Drogue, prostitution, criminalité, pauvreté, bitume... Les Habitations Jeanne-Mance, au coeur du Quartier latin, ne sont pas exactement emblématiques de la qualité de vie urbaine. Mais le gazon y verdira bientôt plus abondamment. Au total, 32 millions seront investis pour rafraîchir ce complexe de logements sociaux et, ce faisant, redonner fierté et dignité à ses résidants.

Pour Shirley Smith, emménager aux Habitations Jeanne-Mance à 55 ans, en 1999, a été un réel déshonneur. Le fond du baril. Acculée à l'aide sociale avec un fils qui commençait le cégep, elle se trouvait littéralement dans la rue.

«J'étais vraiment déprimée quand je suis arrivée ici. Ça ne m'entrait pas dans la tête, j'ai même failli refuser le logement. Je venais de descendre bien bas», confie la dame, maintenant dans la soixantaine.

Mme Smith s'est installée aux Habitations Jeanne-Mance à une époque plutôt sombre de ce complexe de logements sociaux construit en 1959. L'activité nocturne des bars de la rue Sainte-Catherine et du Quartier latin, les nombreux sans-abri et la criminalité endémique qui sévissaient dans le quartier avaient assombri l'image et la réputation du complexe.

«Au début des années 2000, on était aux prises avec plusieurs problèmes. Les abords du complexe avaient été négligés avec les années. Il y a une dizaine d'années, on s'est dit qu'il fallait changer les perceptions, pour que les gens qui habitent ici ne soient plus stigmatisés», dit Danielle Juteau, directrice de la Corporation d'habitation Jeanne-Mance.

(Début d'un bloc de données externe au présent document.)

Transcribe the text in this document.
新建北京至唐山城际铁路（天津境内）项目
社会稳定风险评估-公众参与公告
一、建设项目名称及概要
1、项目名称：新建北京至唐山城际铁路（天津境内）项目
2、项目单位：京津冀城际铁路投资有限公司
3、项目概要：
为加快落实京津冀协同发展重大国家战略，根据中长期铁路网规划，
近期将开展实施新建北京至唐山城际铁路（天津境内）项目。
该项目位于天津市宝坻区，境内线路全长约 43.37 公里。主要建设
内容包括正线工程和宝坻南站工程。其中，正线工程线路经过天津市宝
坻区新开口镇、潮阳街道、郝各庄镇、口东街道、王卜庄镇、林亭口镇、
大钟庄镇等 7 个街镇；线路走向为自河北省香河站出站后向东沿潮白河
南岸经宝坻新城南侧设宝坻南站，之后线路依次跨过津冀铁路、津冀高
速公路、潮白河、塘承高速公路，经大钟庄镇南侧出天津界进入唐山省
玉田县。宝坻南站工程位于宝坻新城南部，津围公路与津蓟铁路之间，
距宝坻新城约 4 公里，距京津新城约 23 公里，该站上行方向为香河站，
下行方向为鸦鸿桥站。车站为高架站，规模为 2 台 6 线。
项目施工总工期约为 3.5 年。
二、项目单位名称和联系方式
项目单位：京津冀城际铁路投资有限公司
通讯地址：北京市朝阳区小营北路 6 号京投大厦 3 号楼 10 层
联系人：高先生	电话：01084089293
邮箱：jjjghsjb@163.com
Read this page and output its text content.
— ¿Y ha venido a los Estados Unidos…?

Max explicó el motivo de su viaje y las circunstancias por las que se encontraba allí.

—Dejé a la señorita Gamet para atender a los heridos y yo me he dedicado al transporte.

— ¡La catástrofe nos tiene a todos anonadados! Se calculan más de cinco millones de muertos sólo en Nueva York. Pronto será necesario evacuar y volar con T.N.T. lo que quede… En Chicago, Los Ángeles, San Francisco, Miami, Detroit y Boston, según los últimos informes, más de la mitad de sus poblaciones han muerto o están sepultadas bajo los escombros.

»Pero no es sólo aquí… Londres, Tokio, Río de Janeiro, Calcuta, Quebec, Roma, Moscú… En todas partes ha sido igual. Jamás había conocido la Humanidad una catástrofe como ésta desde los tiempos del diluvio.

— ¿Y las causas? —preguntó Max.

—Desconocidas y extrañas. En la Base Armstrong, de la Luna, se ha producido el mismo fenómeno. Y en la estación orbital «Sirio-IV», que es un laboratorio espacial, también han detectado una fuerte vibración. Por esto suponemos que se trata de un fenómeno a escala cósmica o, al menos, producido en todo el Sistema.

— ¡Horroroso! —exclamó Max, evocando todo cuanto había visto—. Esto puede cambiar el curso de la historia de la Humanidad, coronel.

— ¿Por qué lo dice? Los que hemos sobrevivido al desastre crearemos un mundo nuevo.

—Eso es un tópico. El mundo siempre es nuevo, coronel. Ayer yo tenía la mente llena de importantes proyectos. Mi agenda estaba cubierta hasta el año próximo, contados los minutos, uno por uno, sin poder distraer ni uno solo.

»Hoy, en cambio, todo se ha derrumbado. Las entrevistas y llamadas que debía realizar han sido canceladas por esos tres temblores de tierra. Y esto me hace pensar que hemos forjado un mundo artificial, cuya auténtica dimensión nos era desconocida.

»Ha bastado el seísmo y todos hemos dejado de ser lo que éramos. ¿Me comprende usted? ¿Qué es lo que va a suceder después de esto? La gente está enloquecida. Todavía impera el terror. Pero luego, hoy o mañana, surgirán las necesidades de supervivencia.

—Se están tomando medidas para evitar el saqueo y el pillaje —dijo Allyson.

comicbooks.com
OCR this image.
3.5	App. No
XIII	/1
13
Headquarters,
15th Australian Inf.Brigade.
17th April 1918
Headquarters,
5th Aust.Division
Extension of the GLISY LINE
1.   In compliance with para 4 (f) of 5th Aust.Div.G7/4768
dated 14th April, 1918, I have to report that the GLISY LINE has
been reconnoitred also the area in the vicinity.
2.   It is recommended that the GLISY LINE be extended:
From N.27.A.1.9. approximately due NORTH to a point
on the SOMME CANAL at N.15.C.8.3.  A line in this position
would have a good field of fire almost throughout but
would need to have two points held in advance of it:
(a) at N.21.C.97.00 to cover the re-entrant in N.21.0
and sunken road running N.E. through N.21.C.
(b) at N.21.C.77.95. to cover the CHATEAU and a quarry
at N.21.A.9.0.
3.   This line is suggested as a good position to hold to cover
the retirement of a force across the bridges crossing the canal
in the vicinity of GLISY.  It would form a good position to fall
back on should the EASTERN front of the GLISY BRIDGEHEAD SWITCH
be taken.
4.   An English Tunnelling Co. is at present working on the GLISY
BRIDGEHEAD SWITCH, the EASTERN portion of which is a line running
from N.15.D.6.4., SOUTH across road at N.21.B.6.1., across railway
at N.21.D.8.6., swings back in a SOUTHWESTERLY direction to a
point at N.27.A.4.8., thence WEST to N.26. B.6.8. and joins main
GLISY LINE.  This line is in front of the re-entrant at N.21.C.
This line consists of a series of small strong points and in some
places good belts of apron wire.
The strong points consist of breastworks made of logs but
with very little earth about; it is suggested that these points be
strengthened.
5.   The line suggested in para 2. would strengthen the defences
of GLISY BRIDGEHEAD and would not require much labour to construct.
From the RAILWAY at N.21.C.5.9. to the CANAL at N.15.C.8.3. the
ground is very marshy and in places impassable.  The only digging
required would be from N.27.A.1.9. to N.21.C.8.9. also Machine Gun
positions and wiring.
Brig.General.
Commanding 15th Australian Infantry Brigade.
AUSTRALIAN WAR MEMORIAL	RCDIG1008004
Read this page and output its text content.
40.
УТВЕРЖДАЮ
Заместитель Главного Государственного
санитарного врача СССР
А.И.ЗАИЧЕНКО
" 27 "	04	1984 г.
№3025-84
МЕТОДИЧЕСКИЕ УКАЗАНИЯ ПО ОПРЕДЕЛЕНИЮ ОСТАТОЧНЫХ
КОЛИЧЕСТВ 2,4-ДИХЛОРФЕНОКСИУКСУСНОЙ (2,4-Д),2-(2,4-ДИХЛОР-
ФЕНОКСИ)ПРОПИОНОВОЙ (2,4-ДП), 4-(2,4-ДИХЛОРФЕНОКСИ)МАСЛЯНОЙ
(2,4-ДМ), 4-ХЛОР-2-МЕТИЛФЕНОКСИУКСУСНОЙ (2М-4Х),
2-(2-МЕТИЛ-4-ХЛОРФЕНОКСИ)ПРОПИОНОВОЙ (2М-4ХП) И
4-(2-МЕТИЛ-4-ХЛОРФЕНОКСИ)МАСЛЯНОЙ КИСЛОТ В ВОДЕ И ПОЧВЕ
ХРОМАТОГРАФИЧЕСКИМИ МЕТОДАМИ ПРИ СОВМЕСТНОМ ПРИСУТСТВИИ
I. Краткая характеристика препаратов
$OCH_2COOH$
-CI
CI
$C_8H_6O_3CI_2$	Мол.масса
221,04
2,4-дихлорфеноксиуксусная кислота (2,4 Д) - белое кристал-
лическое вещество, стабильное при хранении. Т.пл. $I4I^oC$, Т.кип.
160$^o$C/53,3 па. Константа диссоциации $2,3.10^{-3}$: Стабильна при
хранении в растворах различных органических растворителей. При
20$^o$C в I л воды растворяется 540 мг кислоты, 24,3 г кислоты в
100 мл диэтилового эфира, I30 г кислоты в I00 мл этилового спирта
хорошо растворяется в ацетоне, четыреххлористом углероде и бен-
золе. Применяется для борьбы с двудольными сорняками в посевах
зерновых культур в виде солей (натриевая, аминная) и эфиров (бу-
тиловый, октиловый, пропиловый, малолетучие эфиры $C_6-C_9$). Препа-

Aujourd'hui, Mme Smith vante les mérites de son milieu de vie. «Ça m'a pris du temps à m'adapter, mais aujourd'hui, j'apprécie en tabarnouche l'appartement que j'ai!», déclare celle qui se réjouit de vivre en plein centre-ville, à proximité de deux supermarchés. «Hier, je suis restée sur un banc jusqu'à minuit à jaser avec un autre résidant. Je n'ai pas peur. Ici, il ne m'est jamais rien arrivé.»

Ce qui à l'origine était une catastrophe s'est métamorphosé en bonne affaire, ne serait-ce que sur le plan financier. Le loyer que paient les locataires des Habitations Jeanne-Mance correspond à 25% de leur revenu, une aubaine à l'issue d'une décennie où les loyers ont bondi dans la métropole.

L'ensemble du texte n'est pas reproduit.